House, Senate Reach Deal on Financial Regulatory ReformS

House and Senate conferees reached a deal on a final financial regulatory reform package last night (this morning?) at 5:39 a.m., with junk food wrappers strewn about the hallowed chamber. What were the final agreements in this, the Dodd-Frank bill?

Three main areas of disagreement were hammered out late in the hot, swampy night. (Although they were blasting the air conditioning.) (Your tax dollars!)

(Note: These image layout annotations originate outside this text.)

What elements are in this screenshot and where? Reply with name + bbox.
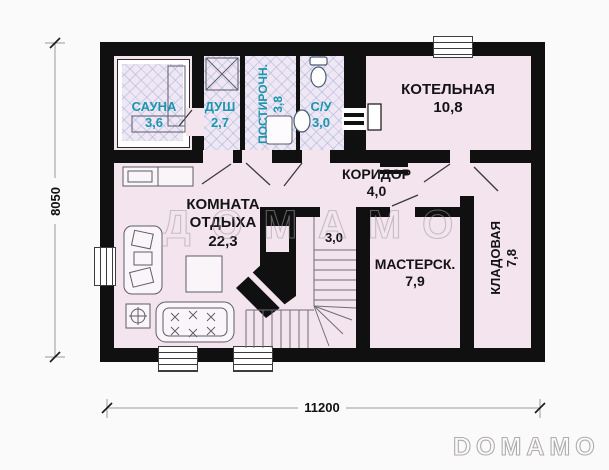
couch-icon bbox=[156, 302, 234, 342]
room-label-wc: С/У 3,0 bbox=[299, 99, 343, 131]
toilet-icon bbox=[310, 57, 327, 87]
room-label-laundry: ПОСТИРОЧН. 3,8 bbox=[252, 57, 288, 151]
dimension-left-value: 8050 bbox=[48, 187, 63, 216]
room-name: ПОСТИРОЧН. bbox=[256, 64, 270, 144]
room-label-boiler: КОТЕЛЬНАЯ 10,8 bbox=[378, 81, 518, 118]
room-label-sauna: САУНА 3,6 bbox=[118, 99, 190, 131]
room-area: 4,0 bbox=[329, 183, 424, 200]
room-name: С/У bbox=[299, 99, 343, 115]
room-name: КОТЕЛЬНАЯ bbox=[378, 81, 518, 99]
room-area: 3,8 bbox=[271, 96, 285, 113]
dimension-left: 8050 bbox=[42, 178, 68, 224]
room-label-corridor: КОРИДОР 4,0 bbox=[329, 166, 424, 200]
shower-tray-icon bbox=[206, 58, 238, 90]
room-area: 7,9 bbox=[366, 273, 464, 290]
brand-logo: DOMAMO bbox=[453, 433, 600, 462]
room-area: 7,8 bbox=[504, 249, 519, 267]
floor-plan-page: { "watermark": {"text": "ДОМАМО"}, "bran… bbox=[0, 0, 609, 470]
room-label-shower: ДУШ 2,7 bbox=[196, 99, 244, 131]
watermark: ДОМАМО bbox=[162, 203, 474, 248]
dimension-bottom: 11200 bbox=[298, 400, 346, 415]
room-area: 3,0 bbox=[299, 115, 343, 131]
sofa-icon bbox=[124, 226, 162, 294]
duct-shaft-icon bbox=[342, 108, 366, 130]
room-area: 2,7 bbox=[196, 115, 244, 131]
room-name: ДУШ bbox=[196, 99, 244, 115]
stove-icon bbox=[126, 304, 150, 328]
room-name: КЛАДОВАЯ bbox=[488, 221, 503, 295]
room-area: 3,6 bbox=[118, 115, 190, 131]
room-name: КОРИДОР bbox=[329, 166, 424, 183]
cabinet-icon bbox=[123, 167, 193, 186]
room-name: МАСТЕРСК. bbox=[366, 256, 464, 273]
room-area: 10,8 bbox=[378, 99, 518, 117]
room-label-storage: КЛАДОВАЯ 7,8 bbox=[488, 206, 518, 310]
room-label-workshop: МАСТЕРСК. 7,9 bbox=[366, 256, 464, 290]
coffee-table-icon bbox=[186, 256, 222, 292]
room-name: САУНА bbox=[118, 99, 190, 115]
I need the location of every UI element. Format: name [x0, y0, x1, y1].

  • Derivatives: Arkansas Sen. Blanche Lincoln, who had inserted a harsh proposal that would've forced big banks to spin off their entire derivative desks into separately capitalized affiliates, blinked late at night — mostly under direct pressure from a coalition of New York Democrats who had threatened to torpedo the entire package should her language remain. The new language will only require them to spin off the riskiest derivatives units, like naked default swaps and other "bets" that aren't taken to directly hedge firms' other positions.
  • Volcker Rule: The proposed "Volcker Rule" — named after kindly old Paul Volcker, former Fed chairman and current Obama adviser — which banks hated like the dickens (or at least pretended to), would have banned depository institutions from proprietary trading, or making bets for their own sake, not on behalf of clients. The rule remains largely in place, but now "would prohibit a banks from investing more than 3 percent of their capital in private equity or hedge funds." Three percent isn't as strict as zero percent, but is better than ten million percent! Eh? (This was loosened to win naked Sen. Scott Brown's vote.)
  • Auto dealers: The new, independent (but Federal Reserve-housed) Consumer Financial Protection Agency will not be able to oversee or write binding rules covering the practices of 18,000 auto dealers, who tend to set up camp outside immobile military bases and rip off military families, constantly, with shitty liar deals. Ace job, auto lobbyists! Ugh.

So it could've been worse! This is still a stronger bill than the House version passed last fall, which usually isn't how things work. On the other hand, there are still five or six banks that control most of the country's wealth and will do whatever they want, forever.